A obrigatoriedade imediata atinge diretamente os beneficiários de auxílios federais que não têm biometria registrada. O governo estabeleceu que esse grupo deve regularizar a situação até dezembro de 2026 para não perder o acesso aos programas. Por outro lado, os beneficiários que já possuem biometria cadastrada — por exemplo, nos sistemas eleitorais — têm mais tempo: a obrigatoriedade para eles começa apenas em janeiro de 2028. As informações biométricas já coletadas em outros serviços públicos poderão ser reaproveitadas na emissão da CIN.
Para os brasileiros que não participam de programas sociais, a troca do RG pela CIN não é urgente. O documento antigo continua válido até 2032, conforme previsto no decreto 10.977/2022. Além disso, alguns grupos estão dispensados da obrigatoriedade do cadastro biométrico na emissão da nova identidade: pessoas com mais de 80 anos, migrantes, refugiados e apátridas, brasileiros residentes no exterior, indivíduos com dificuldade de locomoção por problemas de saúde ou deficiência, e moradores de regiões consideradas de difícil acesso.

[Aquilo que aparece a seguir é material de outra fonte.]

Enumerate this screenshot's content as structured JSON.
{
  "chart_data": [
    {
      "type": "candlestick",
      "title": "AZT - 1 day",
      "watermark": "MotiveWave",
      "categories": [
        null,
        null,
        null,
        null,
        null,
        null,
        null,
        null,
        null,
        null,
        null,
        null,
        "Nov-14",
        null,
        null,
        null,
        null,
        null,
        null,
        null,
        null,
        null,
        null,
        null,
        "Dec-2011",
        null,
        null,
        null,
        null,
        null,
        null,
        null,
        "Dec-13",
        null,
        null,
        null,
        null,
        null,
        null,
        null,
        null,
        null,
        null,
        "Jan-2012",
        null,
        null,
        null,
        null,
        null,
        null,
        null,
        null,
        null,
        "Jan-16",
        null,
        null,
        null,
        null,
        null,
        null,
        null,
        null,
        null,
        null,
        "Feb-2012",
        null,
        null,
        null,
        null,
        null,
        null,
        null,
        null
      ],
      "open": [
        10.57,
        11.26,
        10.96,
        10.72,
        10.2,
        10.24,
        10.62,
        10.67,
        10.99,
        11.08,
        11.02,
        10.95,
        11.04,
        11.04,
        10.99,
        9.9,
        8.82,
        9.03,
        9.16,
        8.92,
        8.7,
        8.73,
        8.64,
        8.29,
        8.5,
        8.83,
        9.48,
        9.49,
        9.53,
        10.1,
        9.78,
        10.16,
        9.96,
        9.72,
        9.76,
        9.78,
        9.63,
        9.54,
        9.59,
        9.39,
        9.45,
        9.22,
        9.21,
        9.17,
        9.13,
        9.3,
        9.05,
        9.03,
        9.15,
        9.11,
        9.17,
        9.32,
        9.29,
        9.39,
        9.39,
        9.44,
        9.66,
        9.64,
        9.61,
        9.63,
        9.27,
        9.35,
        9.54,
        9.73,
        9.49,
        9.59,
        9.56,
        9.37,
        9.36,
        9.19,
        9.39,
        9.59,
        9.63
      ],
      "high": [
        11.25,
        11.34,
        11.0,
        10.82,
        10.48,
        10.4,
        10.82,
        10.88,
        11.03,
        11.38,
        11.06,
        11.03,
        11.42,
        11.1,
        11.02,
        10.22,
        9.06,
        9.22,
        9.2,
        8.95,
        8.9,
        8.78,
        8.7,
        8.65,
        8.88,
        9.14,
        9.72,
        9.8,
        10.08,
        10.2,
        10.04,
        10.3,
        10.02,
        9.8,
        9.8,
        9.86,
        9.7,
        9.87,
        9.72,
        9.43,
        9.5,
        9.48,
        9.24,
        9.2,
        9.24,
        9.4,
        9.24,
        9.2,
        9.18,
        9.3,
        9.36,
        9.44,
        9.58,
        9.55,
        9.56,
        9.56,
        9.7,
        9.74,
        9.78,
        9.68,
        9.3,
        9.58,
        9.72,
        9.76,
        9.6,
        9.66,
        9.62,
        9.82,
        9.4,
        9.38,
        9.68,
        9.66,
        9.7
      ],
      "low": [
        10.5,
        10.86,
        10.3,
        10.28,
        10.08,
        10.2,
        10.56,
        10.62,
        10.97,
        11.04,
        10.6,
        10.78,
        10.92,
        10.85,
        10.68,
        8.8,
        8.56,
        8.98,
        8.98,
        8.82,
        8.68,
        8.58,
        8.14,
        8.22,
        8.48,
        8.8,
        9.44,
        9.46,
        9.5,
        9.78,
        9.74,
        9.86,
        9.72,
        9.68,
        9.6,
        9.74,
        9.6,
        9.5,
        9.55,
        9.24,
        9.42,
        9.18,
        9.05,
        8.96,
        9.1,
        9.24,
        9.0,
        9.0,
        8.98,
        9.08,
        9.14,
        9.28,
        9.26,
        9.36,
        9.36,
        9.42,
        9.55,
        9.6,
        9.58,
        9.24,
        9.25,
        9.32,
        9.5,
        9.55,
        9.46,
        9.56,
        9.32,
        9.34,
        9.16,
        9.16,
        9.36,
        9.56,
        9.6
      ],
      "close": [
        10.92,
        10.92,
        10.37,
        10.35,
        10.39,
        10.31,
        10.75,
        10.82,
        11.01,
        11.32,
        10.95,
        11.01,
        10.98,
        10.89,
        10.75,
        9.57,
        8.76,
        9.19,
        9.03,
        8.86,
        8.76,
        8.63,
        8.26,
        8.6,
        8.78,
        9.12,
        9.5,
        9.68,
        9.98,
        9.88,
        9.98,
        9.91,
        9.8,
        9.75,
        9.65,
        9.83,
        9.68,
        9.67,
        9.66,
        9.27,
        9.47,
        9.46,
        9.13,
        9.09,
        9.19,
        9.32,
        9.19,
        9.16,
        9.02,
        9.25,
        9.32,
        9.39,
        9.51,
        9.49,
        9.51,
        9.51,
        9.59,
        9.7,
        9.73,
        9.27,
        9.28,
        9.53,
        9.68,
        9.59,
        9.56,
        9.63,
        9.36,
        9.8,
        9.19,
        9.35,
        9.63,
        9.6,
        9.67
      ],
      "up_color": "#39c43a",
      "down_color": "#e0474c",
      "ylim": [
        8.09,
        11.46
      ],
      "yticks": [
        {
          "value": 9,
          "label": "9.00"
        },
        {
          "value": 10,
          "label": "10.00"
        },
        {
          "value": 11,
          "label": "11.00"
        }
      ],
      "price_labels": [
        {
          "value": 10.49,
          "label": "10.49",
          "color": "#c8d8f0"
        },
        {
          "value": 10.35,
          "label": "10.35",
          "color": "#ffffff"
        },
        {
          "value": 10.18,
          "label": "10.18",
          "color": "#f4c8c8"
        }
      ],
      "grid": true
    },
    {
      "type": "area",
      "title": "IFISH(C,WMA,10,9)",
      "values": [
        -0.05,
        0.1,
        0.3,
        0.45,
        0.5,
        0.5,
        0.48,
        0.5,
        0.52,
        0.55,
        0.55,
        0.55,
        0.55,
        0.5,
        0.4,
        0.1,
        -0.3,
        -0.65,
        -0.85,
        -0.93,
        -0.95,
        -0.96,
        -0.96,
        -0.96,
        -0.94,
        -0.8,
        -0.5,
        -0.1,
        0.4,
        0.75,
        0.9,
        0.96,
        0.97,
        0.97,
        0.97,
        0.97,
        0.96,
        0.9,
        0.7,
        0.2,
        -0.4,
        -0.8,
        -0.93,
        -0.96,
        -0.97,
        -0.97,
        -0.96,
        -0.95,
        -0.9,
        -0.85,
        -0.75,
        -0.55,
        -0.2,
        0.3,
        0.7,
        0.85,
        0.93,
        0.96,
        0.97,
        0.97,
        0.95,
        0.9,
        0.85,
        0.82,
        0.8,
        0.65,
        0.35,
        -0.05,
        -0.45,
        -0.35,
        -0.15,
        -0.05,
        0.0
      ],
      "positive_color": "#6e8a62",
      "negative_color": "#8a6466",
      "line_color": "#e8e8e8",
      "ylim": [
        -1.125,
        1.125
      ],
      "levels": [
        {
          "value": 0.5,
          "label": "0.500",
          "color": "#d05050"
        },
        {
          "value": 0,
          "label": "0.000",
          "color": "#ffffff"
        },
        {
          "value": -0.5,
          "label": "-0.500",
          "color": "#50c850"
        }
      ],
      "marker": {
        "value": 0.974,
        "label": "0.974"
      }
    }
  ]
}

A primeira via da Carteira de Identidade Nacional é gratuita em todo o Brasil. O documento deve ser solicitado nos Institutos de Identificação estaduais ou em órgãos responsáveis como Poupatempo, Detran e unidades integradas de atendimento. Para emitir a CIN, o cidadão precisa agendar o serviço no órgão competente do estado, apresentar certidão de nascimento ou casamento e ter o CPF regularizado junto à Receita Federal. Como o CPF agora é o número único do documento, divergências cadastrais podem impedir a emissão.
Em São Paulo, a emissão é feita pelo Poupatempo, com agendamento obrigatório pelos canais: site oficial, totens de autoatendimento, WhatsApp (11) 95220-2974 e aplicativo PoupatempoSP.GOV.BR. Após a entrega dos documentos, a retirada ocorre na mesma unidade em até 22 dias úteis. O documento também fica disponível digitalmente no aplicativo do governo federal.
No Rio de Janeiro, o processo também é realizado pelo Poupatempo. O agendamento pode ser feito pelo site, presencialmente nas unidades, via WhatsApp, pelos telefones (21) 3460-4040 / 4041 / 4042, pelo portal rj.gov.br ou pelo aplicativo RJ Digital. O prazo para retirada é de até 12 dias úteis após o atendimento.
No Distrito Federal, a Polícia Civil é responsável pela emissão, com atendimento por agendamento ou ordem de chegada, dependendo da unidade. Os postos disponíveis incluem: Rodoviária do Plano Piloto, Na Hora Taguatinga Sul, Shopping Popular de Ceilândia, Na Hora Sobradinho, Gama Shopping, Riacho Mall, Na Hora Brazlândia, Samambaia Shopping e Aeroporto Internacional de Brasília. Também há atendimento sem agendamento em delegacias de regiões como Cruzeiro, Guará, Planaltina, Santa Maria, Paranoá, São Sebastião e Recanto das Emas. Os horários de agendamento são 8h30, 10h30, 14h30 e 16h30, em dias úteis.
Lançada em 2022, a CIN já soma 52,4 milhões de emissões, segundo o Ministério da Justiça e Segurança Pública, o que corresponde a 24,68% da população brasileira. O Piauí lidera proporcionalmente, com dois milhões de CINs emitidas (60,11% dos habitantes), seguido por Sergipe, com 885,6 mil emissões (38,66% da população estadual).